LES RAPPORTS DE CONCURRENCE ENTRE LE VOIR ET L’ENTENDRE, que Jean-Luc Evard a relevés avec une grande acuité en de nombreux passages de ses récents essai et article, plaidant du même coup pour une réhabilitation méthodique de l’oreille contre le règne consacré, autoritariste du regard1, touchent au premier chef la musique dans la visée perceptive que déploie chaque auditeur. Or, on constatera en les observant de près que l’histoire et la nature de l’écoute musicale, loin de s’ordonner en ligne directe entre auditeurs et oeuvres en une pure et simple relation d’écoutants à écoutées, viennent nous évoquer et nous rappeler à l’inverse son sinueux cheminement, les subtiles interférences qu’elle subit et qui la brouillent sous diverses formes. En particulier, une permanente ambiguïté d’emprise perceptive, un tiraillement quasi perpétuel entre l’oreille et l’oeil, qui ne sauraient en apparence se résoudre que par un hypothétique ajustement.
Invisible par excellence, irreprésentable, ne se donnant qu’entendue, la musique est par essence absence d’images, elle est l’absence d’icône qui se montre.

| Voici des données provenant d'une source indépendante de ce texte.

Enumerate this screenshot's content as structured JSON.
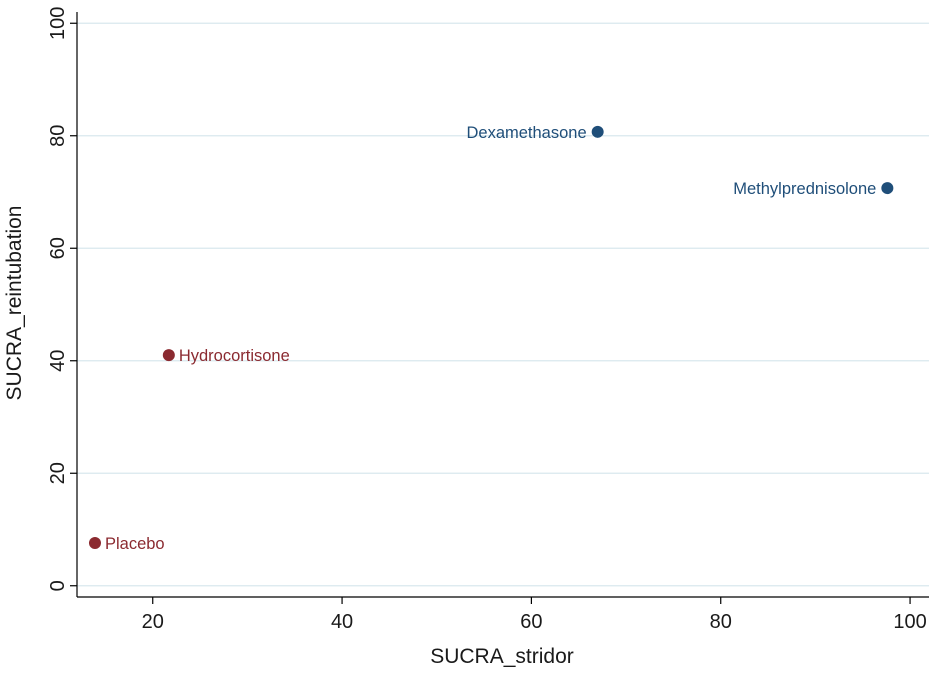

Mais, comme dans un rêve, elle suscite des images et les met en mouvement. « La musique, en un sens, a un pouvoir descriptif nul, et, en un sens, un prodigieux pouvoir d’évoquer », résumait ainsi Alain en une parfaite formule2. Lorsque Canetti évoque les « arabesques acoustiques autour de Dieu » qu’il croit reconnaître dans les litanies des mendiants aveugles de Marrakech3, il énonce aussi bien l’image même d’un chant virtuel. Et, à leur tour, les images sonores qui découlent de la musique incitent au rêve, ou à la rêverie, et à l’envolée vers elle.
Igor Stravinsky rejetait pourtant avec fermeté l’idée selon laquelle l’écoute de la musique se ferait « sans une part active de l’oeil », critiquant vertement à cette occasion ceux qui, parmi les auditeurs, préfèrent « l’absence de distractions visuelles » leur permettant de « s’adonner à des rêvasseries sous le bercement des sons ».